Танец и слово. История любви Айседоры Дункан и Сергея Есенина - Татьяна Трубникова
Шрифт:
Интервал:
Закладка:
Блок встретил его так просто, что Сергей почувствовал сразу: этот человек – над миром. Говорили о деревне, о Питере, о современной жизни. Аристократизм Блока ощущался во всём: в жестах, манере выражаться, смотреть, в простом, аккуратном домашнем костюме, в скромном, но просторном кабинете. Сергей вытирал пот со лба.
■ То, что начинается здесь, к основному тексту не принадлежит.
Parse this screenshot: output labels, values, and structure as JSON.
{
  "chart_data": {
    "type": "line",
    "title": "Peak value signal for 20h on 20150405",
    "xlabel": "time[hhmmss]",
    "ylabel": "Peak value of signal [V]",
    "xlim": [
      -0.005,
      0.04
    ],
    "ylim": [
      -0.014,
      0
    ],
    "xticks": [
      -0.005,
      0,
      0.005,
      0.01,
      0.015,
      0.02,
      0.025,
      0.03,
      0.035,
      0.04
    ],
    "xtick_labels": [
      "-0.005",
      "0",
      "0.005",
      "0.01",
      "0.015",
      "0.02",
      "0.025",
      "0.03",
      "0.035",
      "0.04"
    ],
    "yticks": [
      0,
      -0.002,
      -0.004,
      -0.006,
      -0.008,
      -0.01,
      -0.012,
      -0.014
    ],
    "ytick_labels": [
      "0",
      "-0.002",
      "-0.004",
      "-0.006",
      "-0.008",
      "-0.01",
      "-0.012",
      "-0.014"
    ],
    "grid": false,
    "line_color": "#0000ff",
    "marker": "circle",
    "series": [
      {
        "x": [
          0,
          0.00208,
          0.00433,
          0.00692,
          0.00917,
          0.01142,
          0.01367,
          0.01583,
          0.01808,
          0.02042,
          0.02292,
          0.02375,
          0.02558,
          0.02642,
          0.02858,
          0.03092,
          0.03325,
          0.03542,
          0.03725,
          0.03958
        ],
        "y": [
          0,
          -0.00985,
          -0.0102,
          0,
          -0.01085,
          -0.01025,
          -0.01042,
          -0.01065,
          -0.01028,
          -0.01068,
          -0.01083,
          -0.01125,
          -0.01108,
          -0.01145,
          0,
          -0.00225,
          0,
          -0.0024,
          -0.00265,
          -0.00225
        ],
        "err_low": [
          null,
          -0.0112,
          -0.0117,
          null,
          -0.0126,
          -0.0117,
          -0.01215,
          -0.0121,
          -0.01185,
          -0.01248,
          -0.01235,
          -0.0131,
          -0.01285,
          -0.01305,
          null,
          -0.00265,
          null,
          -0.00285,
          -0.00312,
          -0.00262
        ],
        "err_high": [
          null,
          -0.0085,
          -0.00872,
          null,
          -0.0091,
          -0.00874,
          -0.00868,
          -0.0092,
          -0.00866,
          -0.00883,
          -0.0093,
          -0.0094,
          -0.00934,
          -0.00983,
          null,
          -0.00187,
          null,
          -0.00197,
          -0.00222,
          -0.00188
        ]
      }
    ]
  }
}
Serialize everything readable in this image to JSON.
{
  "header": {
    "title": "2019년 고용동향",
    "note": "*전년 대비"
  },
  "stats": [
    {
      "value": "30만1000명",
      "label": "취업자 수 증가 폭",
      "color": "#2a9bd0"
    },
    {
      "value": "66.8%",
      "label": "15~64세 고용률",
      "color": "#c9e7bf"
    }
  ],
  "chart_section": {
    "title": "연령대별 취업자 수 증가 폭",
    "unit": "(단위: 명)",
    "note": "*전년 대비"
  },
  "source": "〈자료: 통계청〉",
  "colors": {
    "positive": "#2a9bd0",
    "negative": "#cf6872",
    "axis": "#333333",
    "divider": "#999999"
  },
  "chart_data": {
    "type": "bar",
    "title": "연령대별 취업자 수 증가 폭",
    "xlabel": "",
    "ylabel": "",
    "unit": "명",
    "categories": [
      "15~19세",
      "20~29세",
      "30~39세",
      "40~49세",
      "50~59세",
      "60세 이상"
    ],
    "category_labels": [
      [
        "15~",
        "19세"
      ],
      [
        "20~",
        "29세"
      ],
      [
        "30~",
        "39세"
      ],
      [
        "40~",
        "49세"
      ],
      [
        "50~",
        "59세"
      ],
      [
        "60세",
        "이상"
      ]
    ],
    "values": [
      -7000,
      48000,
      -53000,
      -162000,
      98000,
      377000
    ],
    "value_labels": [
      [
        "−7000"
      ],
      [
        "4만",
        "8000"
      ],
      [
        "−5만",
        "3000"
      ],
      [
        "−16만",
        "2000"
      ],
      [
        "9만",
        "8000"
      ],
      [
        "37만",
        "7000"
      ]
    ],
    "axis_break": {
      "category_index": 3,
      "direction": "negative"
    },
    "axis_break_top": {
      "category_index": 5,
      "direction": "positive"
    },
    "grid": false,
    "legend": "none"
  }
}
Очень волновался. Страшно сказать: впервые в жизни видел живого поэта! Настоящего Поэта. Ну, провёл лишний раз платком по лицу – не страшно. Может, даже лестно хозяину дома… Блок, видя его смущение, как мог, старался ободрить.
Солнце наполняло собой воздух кабинета. Сергей скользил глазами по зелёному сукну стола, по высокому полёту облаков за окном, по смешной чернильнице в виде маленькой вислоухой белой собачки, по изнеженным рукам Блока, по разбросанным бумажкам с какими-то отдельными, рваными строчками…
Вдруг взгляд его остановился на женском портрете, крупной фотографии, висящей на стене, прямо в центре кабинета. Росчерк автографа. Странные буквы. Иностранные. То вытянутые вверх, то вдоль строчки. Блок, не оборачиваясь, понял, куда смотрит его гость. Улыбнулся.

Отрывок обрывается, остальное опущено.